I have an old friend, 38 years old, from Nanchang. Seven years ago, he entered the cryptocurrency market with 500,000.

No one knows how he spends his days; his life is low-key. He bought 5 apartments and 3 storefronts: one for himself, one for his parents, and he rents out the other three apartments and three storefronts.

While others chase trends, news, and liquidations, he relied on a simple method to roll his principal into over 50 million.

In seven years, he didn't rely on insider information, luck, or all-in bets.

He only does one thing: follows the rules and maintains his mindset.

I secretly noted down his six survival rules, which are more practical than hundreds of indicators:

First rule: Sharp rises, slow falls = Major players accumulating

That day I accompanied him to watch BTC, the price surged, and he smiled: “Don’t be fooled by surface fluctuations; sharp rises and slow falls often mean big funds are quietly entering the market.”

Following his pace, calm and steady, the profits are secured.

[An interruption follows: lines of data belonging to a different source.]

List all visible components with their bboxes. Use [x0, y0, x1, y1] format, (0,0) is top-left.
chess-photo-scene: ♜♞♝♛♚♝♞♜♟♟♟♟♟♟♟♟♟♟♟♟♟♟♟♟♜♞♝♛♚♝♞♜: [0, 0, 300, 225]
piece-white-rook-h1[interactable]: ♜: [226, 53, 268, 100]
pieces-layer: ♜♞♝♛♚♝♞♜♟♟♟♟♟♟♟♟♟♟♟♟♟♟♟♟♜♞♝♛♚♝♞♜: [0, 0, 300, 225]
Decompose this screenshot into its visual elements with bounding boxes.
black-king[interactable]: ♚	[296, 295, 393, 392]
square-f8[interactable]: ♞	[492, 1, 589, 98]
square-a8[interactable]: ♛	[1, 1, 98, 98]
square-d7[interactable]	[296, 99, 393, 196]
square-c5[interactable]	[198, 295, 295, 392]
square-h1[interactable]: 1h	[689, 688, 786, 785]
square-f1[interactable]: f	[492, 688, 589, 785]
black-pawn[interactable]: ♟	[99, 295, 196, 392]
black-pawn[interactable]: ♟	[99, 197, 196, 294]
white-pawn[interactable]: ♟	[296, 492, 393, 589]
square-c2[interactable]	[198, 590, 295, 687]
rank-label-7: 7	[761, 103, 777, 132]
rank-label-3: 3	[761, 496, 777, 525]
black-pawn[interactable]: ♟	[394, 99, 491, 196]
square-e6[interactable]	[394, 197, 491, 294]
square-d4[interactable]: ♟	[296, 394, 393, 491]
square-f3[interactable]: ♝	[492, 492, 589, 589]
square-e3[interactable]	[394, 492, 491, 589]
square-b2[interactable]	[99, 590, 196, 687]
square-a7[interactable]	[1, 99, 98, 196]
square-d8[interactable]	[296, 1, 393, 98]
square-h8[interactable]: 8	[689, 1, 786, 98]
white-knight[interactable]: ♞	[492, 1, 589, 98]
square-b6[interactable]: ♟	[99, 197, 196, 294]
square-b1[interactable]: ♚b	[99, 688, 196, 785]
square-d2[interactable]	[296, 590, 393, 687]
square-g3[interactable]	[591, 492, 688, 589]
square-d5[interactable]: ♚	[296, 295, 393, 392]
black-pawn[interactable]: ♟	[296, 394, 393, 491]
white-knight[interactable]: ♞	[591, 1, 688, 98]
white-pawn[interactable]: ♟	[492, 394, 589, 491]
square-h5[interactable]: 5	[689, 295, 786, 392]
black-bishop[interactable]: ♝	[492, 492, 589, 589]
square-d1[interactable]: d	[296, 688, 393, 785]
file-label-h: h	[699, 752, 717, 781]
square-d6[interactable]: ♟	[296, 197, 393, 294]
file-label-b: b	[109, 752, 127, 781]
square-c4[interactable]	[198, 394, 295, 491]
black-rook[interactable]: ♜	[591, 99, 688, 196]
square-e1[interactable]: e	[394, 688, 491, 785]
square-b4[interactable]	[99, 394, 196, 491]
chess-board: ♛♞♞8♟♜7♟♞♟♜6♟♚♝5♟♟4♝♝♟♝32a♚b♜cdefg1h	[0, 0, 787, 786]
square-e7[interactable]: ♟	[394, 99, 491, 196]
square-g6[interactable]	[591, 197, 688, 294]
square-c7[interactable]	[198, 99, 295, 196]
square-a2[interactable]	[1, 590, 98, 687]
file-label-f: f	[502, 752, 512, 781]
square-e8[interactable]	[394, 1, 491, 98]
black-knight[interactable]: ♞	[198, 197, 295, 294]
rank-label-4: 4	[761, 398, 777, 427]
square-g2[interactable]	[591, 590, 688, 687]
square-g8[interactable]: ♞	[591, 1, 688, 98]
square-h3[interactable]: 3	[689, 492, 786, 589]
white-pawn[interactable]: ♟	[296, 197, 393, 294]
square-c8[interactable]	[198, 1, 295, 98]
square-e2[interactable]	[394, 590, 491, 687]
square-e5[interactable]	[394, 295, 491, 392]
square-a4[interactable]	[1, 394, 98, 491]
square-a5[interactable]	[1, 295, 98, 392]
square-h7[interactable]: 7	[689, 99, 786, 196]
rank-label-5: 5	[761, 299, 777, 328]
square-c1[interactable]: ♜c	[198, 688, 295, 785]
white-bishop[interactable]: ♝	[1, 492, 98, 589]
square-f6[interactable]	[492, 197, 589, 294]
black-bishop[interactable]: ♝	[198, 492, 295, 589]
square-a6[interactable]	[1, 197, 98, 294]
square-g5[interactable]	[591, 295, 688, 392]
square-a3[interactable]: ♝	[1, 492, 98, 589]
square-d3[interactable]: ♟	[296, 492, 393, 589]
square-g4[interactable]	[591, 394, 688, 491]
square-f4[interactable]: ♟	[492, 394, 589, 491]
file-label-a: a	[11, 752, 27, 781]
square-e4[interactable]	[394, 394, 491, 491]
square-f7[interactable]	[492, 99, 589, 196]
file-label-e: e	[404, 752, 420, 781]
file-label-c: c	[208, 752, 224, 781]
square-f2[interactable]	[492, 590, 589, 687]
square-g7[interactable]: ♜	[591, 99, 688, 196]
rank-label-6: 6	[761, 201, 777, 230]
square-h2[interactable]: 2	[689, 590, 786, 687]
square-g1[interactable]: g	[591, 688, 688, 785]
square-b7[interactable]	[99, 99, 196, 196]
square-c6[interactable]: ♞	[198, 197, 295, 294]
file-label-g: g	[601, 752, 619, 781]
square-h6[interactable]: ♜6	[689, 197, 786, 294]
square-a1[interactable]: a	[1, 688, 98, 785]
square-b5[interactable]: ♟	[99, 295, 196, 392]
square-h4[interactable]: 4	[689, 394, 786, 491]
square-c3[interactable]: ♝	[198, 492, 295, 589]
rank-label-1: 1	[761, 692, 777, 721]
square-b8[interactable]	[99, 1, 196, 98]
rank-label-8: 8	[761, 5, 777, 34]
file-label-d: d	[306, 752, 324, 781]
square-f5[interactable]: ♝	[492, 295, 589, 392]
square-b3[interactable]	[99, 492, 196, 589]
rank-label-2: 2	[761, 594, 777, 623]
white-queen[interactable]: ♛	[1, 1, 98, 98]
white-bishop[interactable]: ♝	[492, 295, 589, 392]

Second rule: Sharp falls, weak rebounds = Major players unloading

During a flash crash of a meme coin, I shouted, “Buy the dip!”

He shook his head: “The major players are retreating, don’t risk it.”

Sure enough, the next day, the price never returned.

Third rule: High volume at the top ≠ peak

I thought we had reached the peak, but he said: “High volume at the peak is just a sprint; the real peak often has low volume.”

Learn to patiently wait, or you might get trapped.

Fourth rule: A single high volume at the bottom is not credible

Once there was a massive volume at the bottom, and I wanted to enter, but he coldly said: “One instance does not count as a bottom; it must be continuous volume.”

We waited until the continuous volume pattern formed before we acted.

Fifth rule: Trading cryptocurrencies is about understanding human emotions

I asked how to interpret indicators, and he smiled: “No matter how complex the chart, it’s just a reflection of human emotions. Volume directly reflects sentiment.”

Those who truly make money are the ones who understand human emotions.

Sixth rule: “Nothingness” is the highest state

He often says: “No desires, no fears, no attachments; that’s how you can live long. Enduring the empty period is how you welcome major trends.”

On the coldest days of the market, he remains calm, while I am restless.

In the end, he patted my shoulder: the biggest opponent in trading is yourself. The market's fluctuations don’t matter; what determines your fate are your emotions, discipline, and mindset.